Cui tu adulescentulo, QUEM corruptelarum illecebris irretisses, non ad audaciam ferrum praetulisti? = a que jovem, QUE tu tivesses seduzido com atrativos de corrupção, não levaste na frente a espada para a ousadia?

Note que na adjetiva há indeterminação ou possibilidade aportadas pelo verbo irretisses = tivesses enredado ou podido enredar.

Paulo Barbosa

sexta-feira, 12 de janeiro de 2018

ORAÇÃO RELATIVA PRECEDIDA DE 'QUIN'

O ''quin" pode funcionar como pronome relativo quando substitui "qui non, quae non" e "quod non" após expressões tais como nemo est, nullus est, nihil est assim como após as interrogações iniciadas com quis est? e quid est?

Nemo est tam fortis QUIN rei novitate perturbetur = não há ninguém tão forte QUE NÃO não se perturbe com a novidade do acontecimento.

Em lugar deNemo est tam fortis QUI NON rei novitate perturbetur.

Nihil est QUIN male narrando possit depravarier = não há nenhuma coisa QUE, mal contada, NÃO possa ser mal entendida.

Em lugar de: Nihil est QUOD NON male narrando possit depravarier.

Nulla fuit Thessaliae civitas QUIN Caesari pareret = não houve cidade na Tessália QUE NÃO obedecesse a César.

Em lugar de: Nulla fuit Thessaliae civitas QUAE NON Caesari pareret.

Nihil est QUIN intereat = nada há QUE NÃO pereça.

Em lugar de: Nihil est QUOD NON intereat.

Nego nullam picturam fuisse QUIN inspexerit = digo QUE NÃO houve quadro que ele não tenha examinado.

Em lugar de: Nego nullam picturam fuisse QUAM NON inspexerit.

Paulo Barbosa

quinta-feira, 11 de janeiro de 2018

ORAÇÃO ADJETIVA NO INDICATIVO

A ORAÇÃO ADJETIVA é traduzida com o verbo no modo indicativo nas seguintes situações:

1) quando não encerra nenhuma ideia de fim, de causa, de condição, de consequência, de concessão, etc.
2) quando explica ou substitui um nome.

3) para traduzir certos tipos oracionais.


Caesar Helvetios in fines suos, UNDE erant profecti, reverti iussit = César mandou os helvécios voltarem para as suas terras, DAS QUAIS tinham saído.`

Note que a oração adjetiva não encerra nenhuma ideia vista acima.

QUAE homines arant = os campos (as coisas que os homens aram).

QUAE terra gignit = os produtos da terra (que a terra gera).

Note nestas orações a substituição dos nomes 'campos' e 'produtos da terra' pelos pronomes relativos.


"Prudentes como sois" é traduzido assim: QUAE vestra prudentia est.

Paulo Barbosa

quarta-feira, 10 de janeiro de 2018

NOMINATIVO NOS TÍTULOS, ENUMERAÇÕES E DESCRIÇÕES

O NOMINATIVO sempre é apresentado como o caso do sujeito, do aposto do sujeito e do predicativo que se refere ao sujeito, porém, antes mesmo de exercer tais funções em uma oração, o nominativo designa de modo geral a pessoa ou a coisa de que a oração trata, não se restringindo, todavia, o seu emprego apenas a indicar o sujeito oracional ou as demais funções vistas acima.

O nominativo, então, primariamente é empregado para nomear o substantivo simplesmente citado como uma palavra, haja vista ser sob a forma do nominativo que o nome fora da oração se apresenta ao espírito, como por exemplo, nos títulos de obras, nas enumerações, etc.
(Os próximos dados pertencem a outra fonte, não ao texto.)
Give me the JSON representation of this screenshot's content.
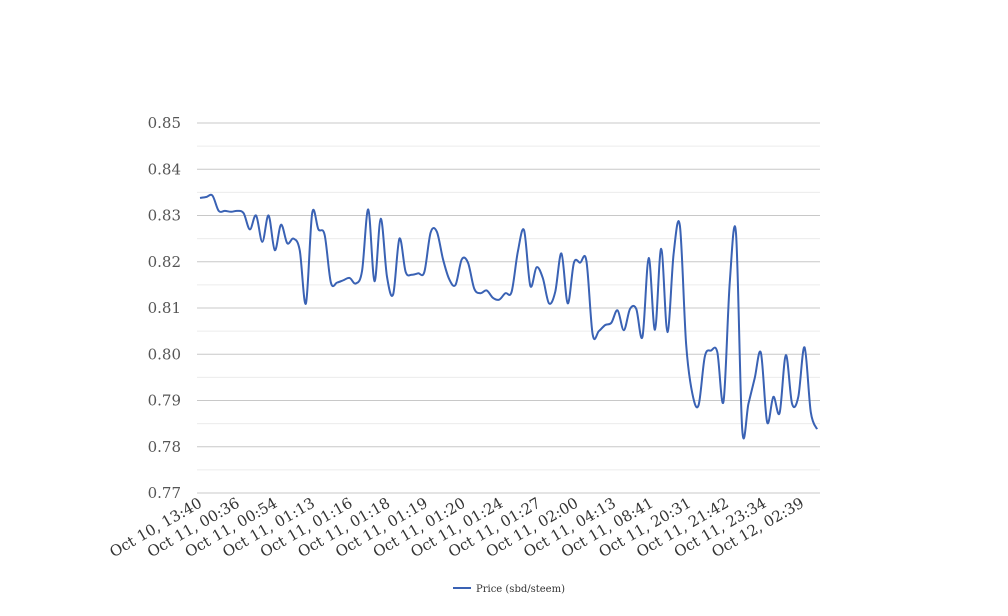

Além disso, o nominativo é usado também nas descrições animadas que indicam as características de uma situação ou os traços de um caráter.

NOMINATIVO NOS TÍTULOS E ENUMERAÇÕES

Orator (Cícero) = "O Orador".

Brutus (Cícero) = "Bruto".

Bellum Iugurthinum (Salústio) = "A Guerra de Jugurta".
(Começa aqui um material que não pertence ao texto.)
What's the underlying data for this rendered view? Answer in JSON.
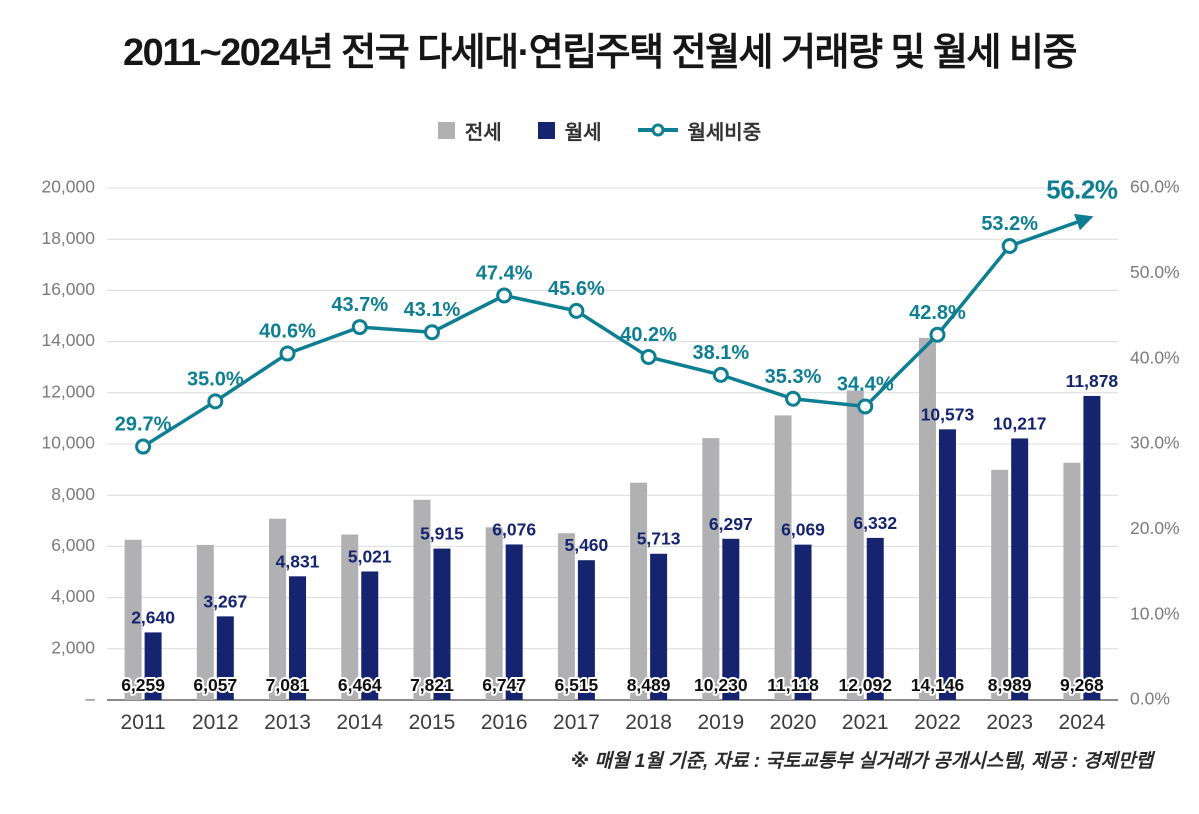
{
  "title": "2011~2024년 전국 다세대·연립주택 전월세 거래량 및 월세 비중",
  "footnote": "※ 매월 1월 기준, 자료 : 국토교통부 실거래가 공개시스템, 제공 : 경제만랩",
  "legend": [
    {
      "label": "전세",
      "marker": "square",
      "color": "#b1b1b3"
    },
    {
      "label": "월세",
      "marker": "square",
      "color": "#16246f"
    },
    {
      "label": "월세비중",
      "marker": "line-dot",
      "color": "#0e7f92"
    }
  ],
  "chart_data": {
    "type": "bar+line",
    "categories": [
      "2011",
      "2012",
      "2013",
      "2014",
      "2015",
      "2016",
      "2017",
      "2018",
      "2019",
      "2020",
      "2021",
      "2022",
      "2023",
      "2024"
    ],
    "series": [
      {
        "name": "전세",
        "type": "bar",
        "axis": "left",
        "color": "#b1b1b3",
        "values": [
          6259,
          6057,
          7081,
          6464,
          7821,
          6747,
          6515,
          8489,
          10230,
          11118,
          12092,
          14146,
          8989,
          9268
        ]
      },
      {
        "name": "월세",
        "type": "bar",
        "axis": "left",
        "color": "#16246f",
        "values": [
          2640,
          3267,
          4831,
          5021,
          5915,
          6076,
          5460,
          5713,
          6297,
          6069,
          6332,
          10573,
          10217,
          11878
        ]
      },
      {
        "name": "월세비중",
        "type": "line",
        "axis": "right",
        "unit": "%",
        "color": "#0e7f92",
        "values": [
          29.7,
          35.0,
          40.6,
          43.7,
          43.1,
          47.4,
          45.6,
          40.2,
          38.1,
          35.3,
          34.4,
          42.8,
          53.2,
          56.2
        ]
      }
    ],
    "left_axis": {
      "min": 0,
      "max": 20000,
      "step": 2000,
      "zero_label": "–"
    },
    "right_axis": {
      "min": 0,
      "max": 60,
      "step": 10,
      "suffix": "%"
    },
    "grid": true,
    "legend_position": "top",
    "last_point_style": "arrow"
  }
}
Commentarii de Bello Gallico (César) = "Comentários da Guerra da Gália".

Clamor senatus, querellae, preces, socer ad pedes abiectus (Cícero, Sest., 74) = "O clamor do senado, as lamentações, as súplicas, o sogro lançado a seus pés".


NOMINATIVO NAS DESCRIÇÕES

Magna celeriter commutatio rerum (César, B.C. 1,60,4) = "Grande mudança da situação".

Crudelis ubique luctus, ubique pavor et plurima mortis imago (Vergílio, En. 2,368-9) = "Por toda parte a dor cruel, por toda parte o pavor e a imagem múltipla da morte".